反動はどれくらいか、射程距離の感覚、そういったものを体感して、なるべく覚えてもらいたい︎︎」
︎︎燈里は義己と組んで、榎田たちから指示されるままに組手のようなことをする。
「まさか、久しぶりに学校に来たら、燈里も風紀委員会かよ」
「まあ、なんか覚醒したっぽい」
「そっか……あれ、でも『あの日』ってお前、怪我してないよな?」
「そういう義己っちだって、ムーンディスクでは怪我してないじゃん。
擦り傷と打撲くらいでしょ︎︎」
「ああ、そう言われりゃそうか。
じゃあ、直井教授が発表したムーンディスクが体内吸収時に肉体を破損させる可能性があるとか言ってたのは、間違いってことか……︎︎」
「大怪我してる人もたくさんいるから、間違いってことでもないんじゃない?
薬とか個人差がありますってよく言われるし……︎︎」
「たしかにな。
そんで、燈里はどんな幻獣のムーンディスクなんだ?︎︎」
「いや、まあ、それは……」
「俺のはたぶん、ミノタウロスってやつだ。
頭の中にイメージが響くんだよ……なんかムーンディスクの過去の境遇?みたいなやつがさ。

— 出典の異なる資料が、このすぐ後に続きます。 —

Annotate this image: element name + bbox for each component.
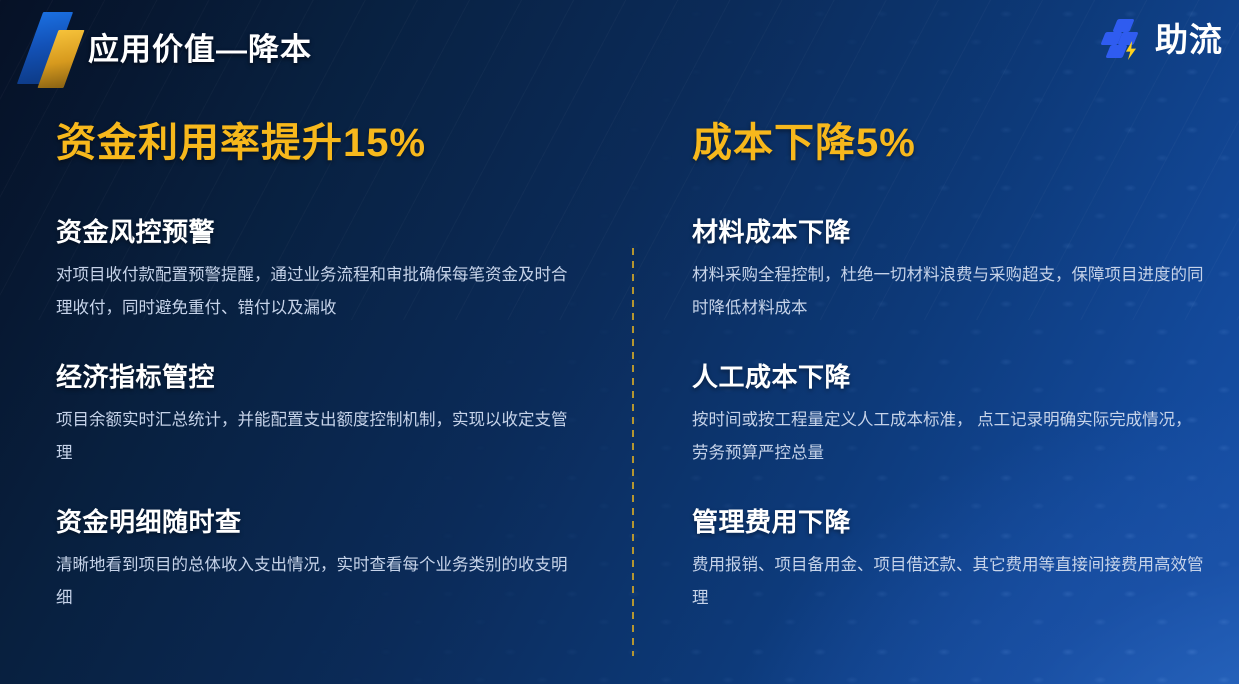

気になって調べたら、ミノタウロスってのがそっくりだった……︎︎︎︎︎︎」
「そ、そうなんだ……俺は……なんか、兎かな」
「うん?」
「だから、うさ、ぎかな?」
「うさ?」
「怪我の治りが早いやつ……」
「お、おう……」
︎︎なんとなくいたたまれない表情をして、義己はそれ以上、踏み込まないことにしたようだった。
「よし、そこまで。
それじゃあ、最後、射撃訓練をやる︎︎」
︎︎そうして、各自一発ずつの射撃訓練をやった。
︎︎予算と資材の関係で一発ずつの訓練だが、皆、その反動の大きさに驚いていた。
「今、一番余っているのがロケット燃料なもんでね。それを流用した結果がコレだ。
皆も分かっているとは思うが、この島に資源なんてものはない。
限りある資材で、一日でも早く復興を目指し、元の日常を取り戻すことこそ、我々の目指す道だ。

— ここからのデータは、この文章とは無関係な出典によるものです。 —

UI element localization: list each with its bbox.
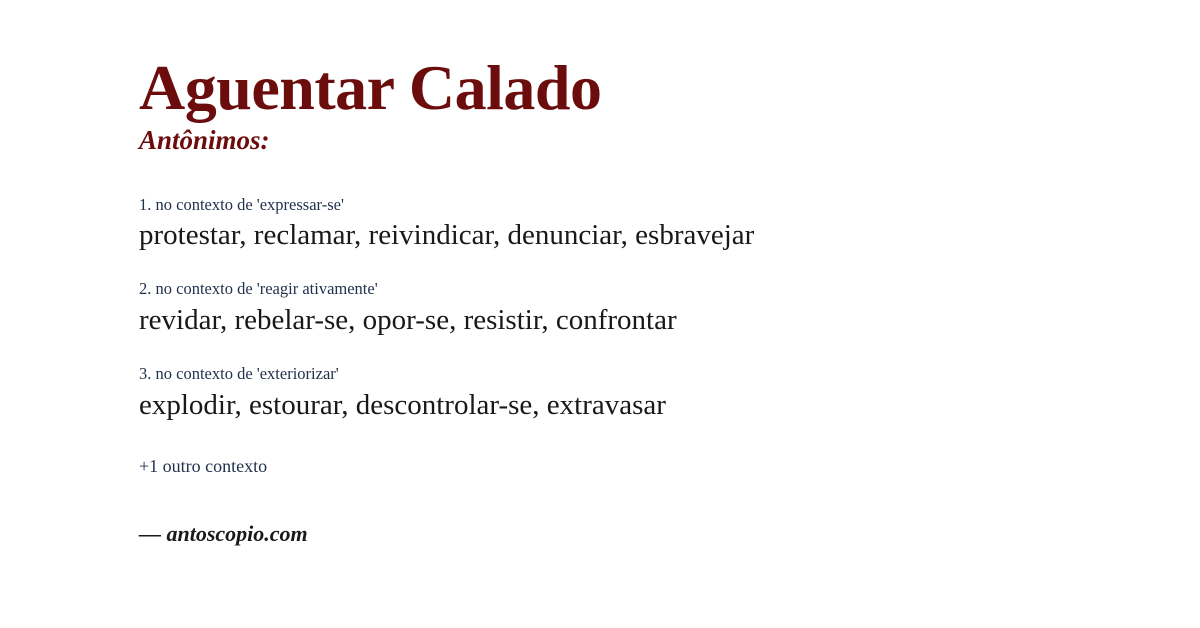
sense-list: 1. no contexto de 'expressar-se' protest…: [139, 195, 1140, 424]
sense-entry: 2. no contexto de 'reagir ativamente' re…: [139, 279, 1140, 339]
sense-word-list: explodir, estourar, descontrolar-se, ext…: [139, 387, 1140, 424]
sense-entry: 1. no contexto de 'expressar-se' protest…: [139, 195, 1140, 255]
sense-word-list: revidar, rebelar-se, opor-se, resistir, …: [139, 302, 1140, 339]
source-attribution: — antoscopio.com: [139, 521, 1140, 547]
sense-context-label: 3. no contexto de 'exteriorizar': [139, 364, 1140, 385]
sense-word-list: protestar, reclamar, reivindicar, denunc…: [139, 217, 1140, 254]
section-label-antonyms: Antônimos:: [139, 126, 1140, 156]
card-header: Aguentar Calado Antônimos:: [139, 0, 1140, 156]
antonym-card: Aguentar Calado Antônimos: 1. no context…: [0, 0, 1200, 628]
sense-context-label: 1. no contexto de 'expressar-se': [139, 195, 1140, 216]
more-contexts-note: +1 outro contexto: [139, 456, 1140, 478]
page-title: Aguentar Calado: [139, 56, 1140, 120]
sense-context-label: 2. no contexto de 'reagir ativamente': [139, 279, 1140, 300]
sense-entry: 3. no contexto de 'exteriorizar' explodi…: [139, 364, 1140, 424]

それと、これはあくまでも任意ではあるが、我々は覚醒者からのムーンディスク除去を研究している。興味がある者はぜひ、一度話をさせて欲しい︎︎︎︎︎︎」
︎︎榎田は今日の訓練をそう締めくくった。
︎︎日常を取り戻す。それは『あの日』より前の日常なのだと、榎田は語るのだった。